Second, it is confusing that -a is silently accepted, but that non-unary
operators that look like an operator, such as -q, get a different error
message than non-unary operators that are completely random, which are yet
different from the special cases of -o and -N. I think -a was added to
match bash's unary -a as a synonym for -e, and -N intends to match bash's
- -N which returns true if a file has been modified since it was last read;
bash's unary -o is unimplementable in /bin/test since there is no way to
determine if a shell option is set when test is not a shell builtin.
However, none of these behaviors violate POSIX, since test is allowed to
produce unspecified results when there are 2 arguments, the first is not
'!', and the first is not a unary primary.

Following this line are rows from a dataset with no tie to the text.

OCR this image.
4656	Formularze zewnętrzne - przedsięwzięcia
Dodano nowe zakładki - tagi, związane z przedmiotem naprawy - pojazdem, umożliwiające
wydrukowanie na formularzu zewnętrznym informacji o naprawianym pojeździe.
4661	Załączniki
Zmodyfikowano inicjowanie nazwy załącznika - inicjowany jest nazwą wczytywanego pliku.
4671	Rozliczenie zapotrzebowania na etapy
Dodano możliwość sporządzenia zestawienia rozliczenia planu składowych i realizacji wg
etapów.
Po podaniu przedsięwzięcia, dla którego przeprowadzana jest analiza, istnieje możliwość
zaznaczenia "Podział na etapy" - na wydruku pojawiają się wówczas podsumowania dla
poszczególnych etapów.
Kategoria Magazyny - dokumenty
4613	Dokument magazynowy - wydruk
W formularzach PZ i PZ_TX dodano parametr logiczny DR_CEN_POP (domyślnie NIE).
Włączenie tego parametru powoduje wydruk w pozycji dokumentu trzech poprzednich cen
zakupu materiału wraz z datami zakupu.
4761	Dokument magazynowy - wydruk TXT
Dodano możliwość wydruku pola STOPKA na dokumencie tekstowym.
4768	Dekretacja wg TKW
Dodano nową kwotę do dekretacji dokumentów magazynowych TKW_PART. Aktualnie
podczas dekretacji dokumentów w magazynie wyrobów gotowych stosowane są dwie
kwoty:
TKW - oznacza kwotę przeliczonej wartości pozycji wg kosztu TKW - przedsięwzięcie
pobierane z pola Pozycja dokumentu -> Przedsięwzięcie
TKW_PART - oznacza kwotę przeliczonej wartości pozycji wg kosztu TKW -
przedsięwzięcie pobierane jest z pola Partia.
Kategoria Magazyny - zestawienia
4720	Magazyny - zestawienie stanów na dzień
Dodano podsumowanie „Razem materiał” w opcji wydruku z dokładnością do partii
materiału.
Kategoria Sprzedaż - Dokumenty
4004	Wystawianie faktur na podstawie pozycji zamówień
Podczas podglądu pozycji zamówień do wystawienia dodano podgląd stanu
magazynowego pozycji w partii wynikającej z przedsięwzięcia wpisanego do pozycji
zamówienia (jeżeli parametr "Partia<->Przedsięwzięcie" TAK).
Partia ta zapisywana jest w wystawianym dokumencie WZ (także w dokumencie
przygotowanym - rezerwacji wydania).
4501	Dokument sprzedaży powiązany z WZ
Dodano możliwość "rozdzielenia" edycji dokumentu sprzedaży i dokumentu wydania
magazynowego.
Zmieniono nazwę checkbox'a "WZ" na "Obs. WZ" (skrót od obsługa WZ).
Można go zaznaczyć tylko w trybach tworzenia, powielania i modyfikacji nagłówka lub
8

The POSIX violation comes in when you now try to negate these tests:
$ /bin/test ! -a ChangeLog ; echo $?
1
$ /bin/test ! -o ChangeLog ; echo $?
/bin/test: extra argument `-o'2
$ /bin/test ! = ! ; echo $?
0
My reading of POSIX is that when there are three arguments, binary
operators take precedence over ! (although this is probably worth an
aardvark, since when there are more than 3 arguments, there is no explicit
requirement of precedence between ! vs. binary -a). Note that "/bin/test
! = !" correctly parsed the same as "/bin/test x! = x!", by recognizing
that = is a binary operator. I argue that "/bin/test ! -a ChangeLog"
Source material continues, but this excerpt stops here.